While there are many different ways of dealing with the interpretability of factors, the (extremely condensed) idea of the paper is that you can assign the different explanatory variables to clusters. Then, you can force the model to fit factors that match these clusters. Therefore, you can be sure that you will end up with factors that “make sense”.

Example – California Reservoir Levels

The authors in the paper trial their method on a dataset of California reservoir levels (from Taeb et al. 2017). They assign one variable to each cluster, chosing:

  1. Palmer Drought Severity Index
  2. Colorado River Discharge
  3. State-Wide Consumer Price Index
  4. Hydroelectric Power
  5. State-Wide Number of Agricultural Workers
  6. Sierra Nevada Snow Pack
  7. Temperature

as the seven variables, with one variable in each cluster. Therefore, when fitting the factors, we can tell that they will be related to one of these variables.
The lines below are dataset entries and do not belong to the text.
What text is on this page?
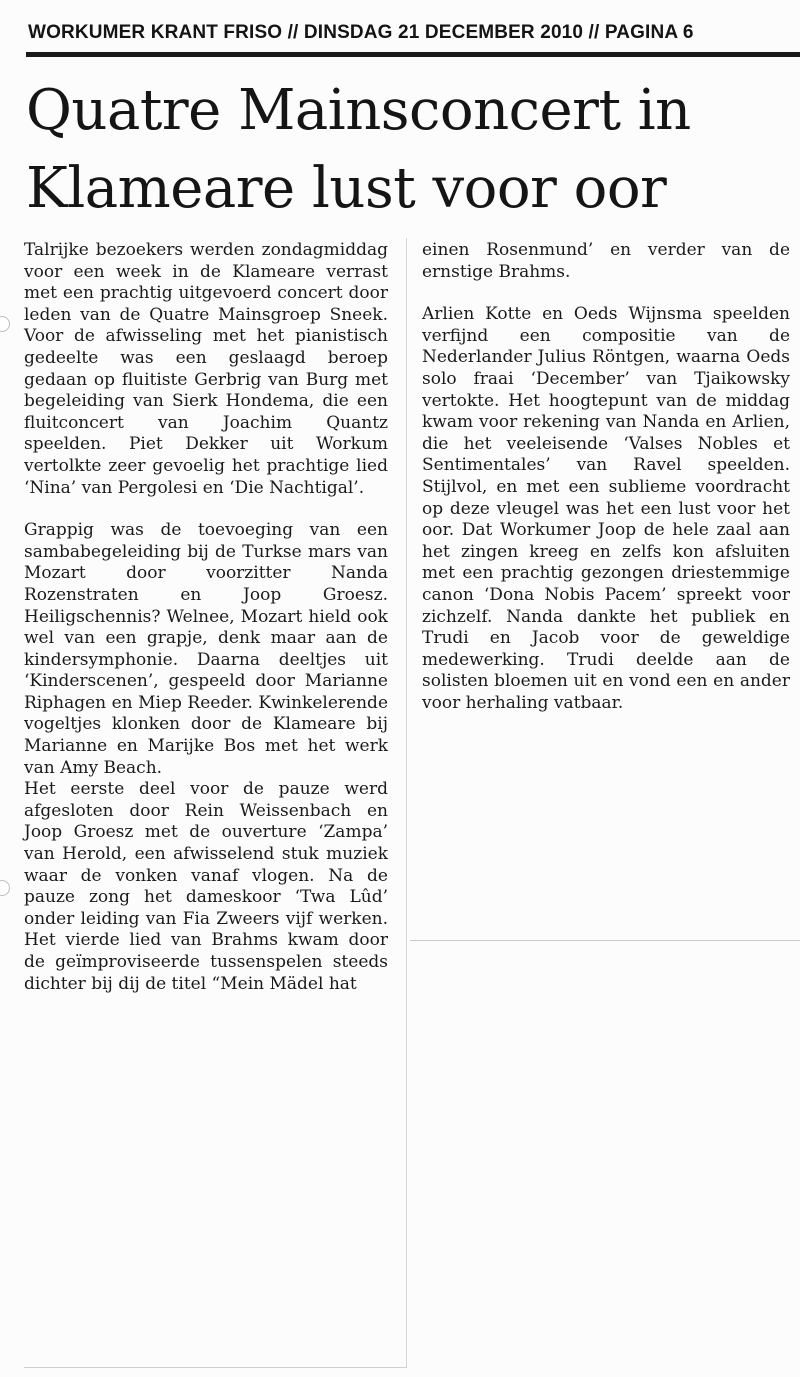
WORKUMER KRANT FRISO // DINSDAG 21 DECEMBER 2010 // PAGINA 6
Quatre Mainsconcert in
Klameare lust voor oor

Talrijke bezoekers werden zondagmiddag voor een week in de Klameare verrast met een prachtig uitgevoerd concert door leden van de Quatre Mainsgroep Sneek. Voor de afwisseling met het pianistisch gedeelte was een geslaagd beroep gedaan op fluitiste Gerbrig van Burg met begeleiding van Sierk Hondema, die een fluitconcert van Joachim Quantz speelden. Piet Dekker uit Workum vertolkte zeer gevoelig het prachtige lied ‘Nina’ van Pergolesi en ‘Die Nachtigal’.

Grappig was de toevoeging van een sambabegeleiding bij de Turkse mars van Mozart door voorzitter Nanda Rozenstraten en Joop Groesz. Heiligschennis? Welnee, Mozart hield ook wel van een grapje, denk maar aan de kindersymphonie. Daarna deeltjes uit ‘Kinderscenen’, gespeeld door Marianne Riphagen en Miep Reeder. Kwinkelerende vogeltjes klonken door de Klameare bij Marianne en Marijke Bos met het werk van Amy Beach.

Het eerste deel voor de pauze werd afgesloten door Rein Weissenbach en Joop Groesz met de ouverture ‘Zampa’ van Herold, een afwisselend stuk muziek waar de vonken vanaf vlogen. Na de pauze zong het dameskoor ‘Twa Lûd’ onder leiding van Fia Zweers vijf werken. Het vierde lied van Brahms kwam door de geïmproviseerde tussenspelen steeds dichter bij dij de titel “Mein Mädel hat

einen Rosenmund’ en verder van de ernstige Brahms.

Arlien Kotte en Oeds Wijnsma speelden verfijnd een compositie van de Nederlander Julius Röntgen, waarna Oeds solo fraai ‘December’ van Tjaikowsky vertokte. Het hoogtepunt van de middag kwam voor rekening van Nanda en Arlien, die het veeleisende ‘Valses Nobles et Sentimentales’ van Ravel speelden. Stijlvol, en met een sublieme voordracht op deze vleugel was het een lust voor het oor. Dat Workumer Joop de hele zaal aan het zingen kreeg en zelfs kon afsluiten met een prachtig gezongen driestemmige canon ‘Dona Nobis Pacem’ spreekt voor zichzelf. Nanda dankte het publiek en Trudi en Jacob voor de geweldige medewerking. Trudi deelde aan de solisten bloemen uit en vond een en ander voor herhaling vatbaar.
In fact, they find that the best fitting comes from having 2 factors – one for Hydroelectric power and one for temperature.

Issues with the paper

I’m torn here. On the whole, while I’m sympathetic to any attempt to make data science more accessible, I’m a bit confused by this paper (ironic, really). They assign each factor to a specific variable to make the model easier to interpret. But once this is done, it isn’t clear why this isn’t simply a linear regression. The whole idea is that factor analysis tries to find some hidden factors that govern the way the explanatory variables work. But for this approach, the factors are assigned to seen explanatory variables anyway, so it’s not clear what this process achieves. Furthermore, the code used in the paper isn’t available online, so it is hard to replicate what they’ve done and work out what they did for yourself.

However, I would be very interested to see how fitting models with these interpretability clusters to fitting standard exploratory factor analysis models. Having previously worked trying to explain complex data analysis to non-technical people, the idea that you could explain that your explanatory variables are governed by a simple, understandable process is golden. However, until I give this more of a go myself, I’m not sure how much this will add to the process.